According to THL, in October, all willing people over the age of 16 received two doses of the vaccine.

THL’s chief physician Hanna Nohynek has repeatedly stated that Finland needs a discussion on the size of restrictive measures as vaccination coverage increases.

Should at the same time, the disease situation is slowly beginning to be assessed more on the basis of the number of hospital admissions?

Nohynek is on the same lines as in his talk about restrictions. According to him, in Singapore, for example, there has already been a debate in May about the right indicators of the disease situation.

THL’s chief physician Hanna Nohynek.

Merely staring at the amount of infection easily produces a sense of exaggerated danger, Nohynek says.

According to him, the infections should be proportionate to the fact that a single dose of coronary vaccine provides a reasonable and two doses of very good protection also against a serious disease caused by variants of the virus.

“Sure, infections and diseases come through vaccine shelter, but their magnitude and severity are quite different from those at the beginning of the epidemic,” says Nohynek.

“The situation is different, for example, in several African countries where vaccination coverage is non-existent.
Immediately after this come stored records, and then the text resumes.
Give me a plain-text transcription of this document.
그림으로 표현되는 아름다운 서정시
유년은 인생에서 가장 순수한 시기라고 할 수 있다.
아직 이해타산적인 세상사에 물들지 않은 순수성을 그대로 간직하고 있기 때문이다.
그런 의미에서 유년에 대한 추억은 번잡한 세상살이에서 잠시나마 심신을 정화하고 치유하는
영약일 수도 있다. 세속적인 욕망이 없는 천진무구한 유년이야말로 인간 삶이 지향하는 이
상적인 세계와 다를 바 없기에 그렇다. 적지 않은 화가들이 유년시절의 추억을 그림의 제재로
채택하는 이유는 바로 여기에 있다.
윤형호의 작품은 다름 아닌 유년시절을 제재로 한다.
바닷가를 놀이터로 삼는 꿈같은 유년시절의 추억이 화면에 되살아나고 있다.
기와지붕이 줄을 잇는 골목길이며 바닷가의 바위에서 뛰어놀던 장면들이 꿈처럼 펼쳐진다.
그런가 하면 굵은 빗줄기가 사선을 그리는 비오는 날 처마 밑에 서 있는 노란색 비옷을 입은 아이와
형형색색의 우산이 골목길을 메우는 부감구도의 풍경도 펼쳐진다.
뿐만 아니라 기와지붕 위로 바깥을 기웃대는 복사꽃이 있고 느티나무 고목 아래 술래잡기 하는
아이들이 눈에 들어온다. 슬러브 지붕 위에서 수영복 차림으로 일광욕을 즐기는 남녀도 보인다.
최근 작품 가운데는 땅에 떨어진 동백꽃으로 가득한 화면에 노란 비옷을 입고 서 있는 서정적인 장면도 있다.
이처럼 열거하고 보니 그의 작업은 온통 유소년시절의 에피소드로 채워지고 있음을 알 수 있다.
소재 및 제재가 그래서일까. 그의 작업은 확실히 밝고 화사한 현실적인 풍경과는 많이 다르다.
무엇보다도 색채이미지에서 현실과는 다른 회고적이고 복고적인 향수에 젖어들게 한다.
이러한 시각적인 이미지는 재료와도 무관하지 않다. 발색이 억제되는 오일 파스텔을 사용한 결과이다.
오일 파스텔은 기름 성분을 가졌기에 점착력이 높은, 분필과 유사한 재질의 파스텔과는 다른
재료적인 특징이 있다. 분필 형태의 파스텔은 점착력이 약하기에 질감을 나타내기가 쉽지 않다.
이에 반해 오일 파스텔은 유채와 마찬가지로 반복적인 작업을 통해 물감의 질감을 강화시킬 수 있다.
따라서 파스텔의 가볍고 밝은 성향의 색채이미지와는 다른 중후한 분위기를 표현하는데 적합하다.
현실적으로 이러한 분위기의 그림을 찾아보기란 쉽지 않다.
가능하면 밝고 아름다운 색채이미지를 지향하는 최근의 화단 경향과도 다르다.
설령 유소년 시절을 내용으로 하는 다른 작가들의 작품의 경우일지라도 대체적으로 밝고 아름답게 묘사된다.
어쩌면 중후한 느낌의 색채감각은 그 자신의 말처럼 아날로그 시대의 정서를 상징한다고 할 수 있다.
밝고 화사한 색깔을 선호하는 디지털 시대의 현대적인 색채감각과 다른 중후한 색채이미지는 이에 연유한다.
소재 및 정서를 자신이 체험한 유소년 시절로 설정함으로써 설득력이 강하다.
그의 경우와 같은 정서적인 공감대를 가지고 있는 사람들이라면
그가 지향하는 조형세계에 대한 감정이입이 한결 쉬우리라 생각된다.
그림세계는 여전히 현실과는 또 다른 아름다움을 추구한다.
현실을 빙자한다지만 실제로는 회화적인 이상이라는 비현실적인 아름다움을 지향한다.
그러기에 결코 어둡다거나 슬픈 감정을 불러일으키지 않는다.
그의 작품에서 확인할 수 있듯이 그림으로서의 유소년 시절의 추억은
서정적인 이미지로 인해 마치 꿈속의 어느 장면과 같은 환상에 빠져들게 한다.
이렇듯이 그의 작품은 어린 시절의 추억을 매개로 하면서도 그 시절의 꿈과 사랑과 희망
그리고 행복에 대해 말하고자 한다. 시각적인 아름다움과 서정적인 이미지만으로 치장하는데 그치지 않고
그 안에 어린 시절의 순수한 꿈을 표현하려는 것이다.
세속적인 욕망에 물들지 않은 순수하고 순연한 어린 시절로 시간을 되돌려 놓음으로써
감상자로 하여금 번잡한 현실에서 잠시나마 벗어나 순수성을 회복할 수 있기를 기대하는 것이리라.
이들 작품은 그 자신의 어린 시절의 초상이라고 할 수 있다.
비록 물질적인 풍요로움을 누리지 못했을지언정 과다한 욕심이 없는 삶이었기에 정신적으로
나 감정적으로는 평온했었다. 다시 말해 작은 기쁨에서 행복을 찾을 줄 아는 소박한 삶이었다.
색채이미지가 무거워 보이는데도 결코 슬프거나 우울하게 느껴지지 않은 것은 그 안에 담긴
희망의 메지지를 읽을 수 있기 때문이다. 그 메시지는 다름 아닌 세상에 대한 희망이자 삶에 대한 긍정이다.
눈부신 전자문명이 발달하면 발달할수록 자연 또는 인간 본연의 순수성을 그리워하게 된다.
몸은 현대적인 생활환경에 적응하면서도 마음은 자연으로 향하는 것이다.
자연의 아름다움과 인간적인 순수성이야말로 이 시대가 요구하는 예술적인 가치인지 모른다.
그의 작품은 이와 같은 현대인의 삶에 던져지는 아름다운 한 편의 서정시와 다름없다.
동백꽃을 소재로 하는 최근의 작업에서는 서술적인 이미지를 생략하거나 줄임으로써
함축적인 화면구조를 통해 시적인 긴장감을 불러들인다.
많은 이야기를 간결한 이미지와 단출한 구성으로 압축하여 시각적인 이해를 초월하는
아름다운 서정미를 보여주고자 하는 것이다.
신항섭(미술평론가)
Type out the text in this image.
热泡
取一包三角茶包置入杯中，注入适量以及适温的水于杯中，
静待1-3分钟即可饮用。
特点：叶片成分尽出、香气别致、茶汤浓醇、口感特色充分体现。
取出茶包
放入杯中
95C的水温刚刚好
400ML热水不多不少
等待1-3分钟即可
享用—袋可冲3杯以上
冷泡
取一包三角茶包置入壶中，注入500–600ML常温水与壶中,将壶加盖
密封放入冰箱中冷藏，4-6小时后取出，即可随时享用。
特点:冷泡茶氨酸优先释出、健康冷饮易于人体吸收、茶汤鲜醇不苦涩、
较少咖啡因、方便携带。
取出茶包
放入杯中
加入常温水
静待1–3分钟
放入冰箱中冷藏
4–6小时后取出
Our situation is completely different. ”

According to Nohynek, as vaccination coverage increases, it should be possible to gradually treat the coronavirus like any other dangerous pathogen.

However, he notes that it is still necessary to monitor the amount of infection when less than a fifth of Finns have received the required two doses of coronary vaccine.

Husin Mäkijärvi does not take a direct position on the definition of the disease situation, but thinks that the need for hospital care will be more strongly involved in decision-making on corona restrictions and recommendations in the future.

He notes that in Britain, for example, it has been found that increased infection rates are not currently reflected in the need for hospital care.

“In other words, vaccinations have a clear effect there, but we still lack information on whether things work the same in Finland,” says Mäkijärvi.

Tampere Professor of Epidemiology at the University Pekka Nuorti emphasizes that there have been many indicators of the disease situation throughout the pandemic. One is the amount of infection, the other is patients requiring hospital or intensive care.

Each metric has its own purpose, and the recommendations and limitations have been based on the overall picture of these metrics, Nuorti says.

Pekka Nuorti, Professor of Epidemiology, University of Tampere.

“But the weighting of these indicators can be considered,” Nuorti notes.

“Perhaps too little attention has been paid to the daily number of cases. The direction is more important than the daily changes. ”

For the layman, for example, infection rates are an easy way to perceive the disease situation, and the changes are most visible in them, Nuorti says.

Although the weighting of the indicators can be considered, it is by no means sensible to abandon the monitoring of infection rates, Young emphasizes. It is essential, for example, to monitor the age group in which infections occur.

“If the number of cases increases in young age groups, it reflects the circulation of the virus in the population. The more the virus circulates in the population, the more likely it is to find its way to at-risk groups, even if they are vaccinated, ”says Young.

“Monitoring is also needed to keep up to date with unexpected changes. If we only follow hospital patients, our infection chains have been progressing for a couple of weeks now. ”

However, it does not make sense to collect monitoring data only in absolute terms. According to the young person, it must be used for activities such as infection surveillance and decision-making on restrictions and recommendations.

Coronary patients in hospital in Finland and the Hus region on Friday 2.7.

Coronary patients in hospital in Finland: 40, of which 11 in intensive care.

Coronary patients in the Hus area: 15, of which 5 in intensive care

Age distribution Hus patients: under 60 years old 11, over 60 years old four

One dose of coronary vaccine for Hus patients: with two

Two doses of coronary vaccine in Hus patients: to no one

No coronary vaccine at all for Hus patients: At 12

The vaccination status of one patient is unknown.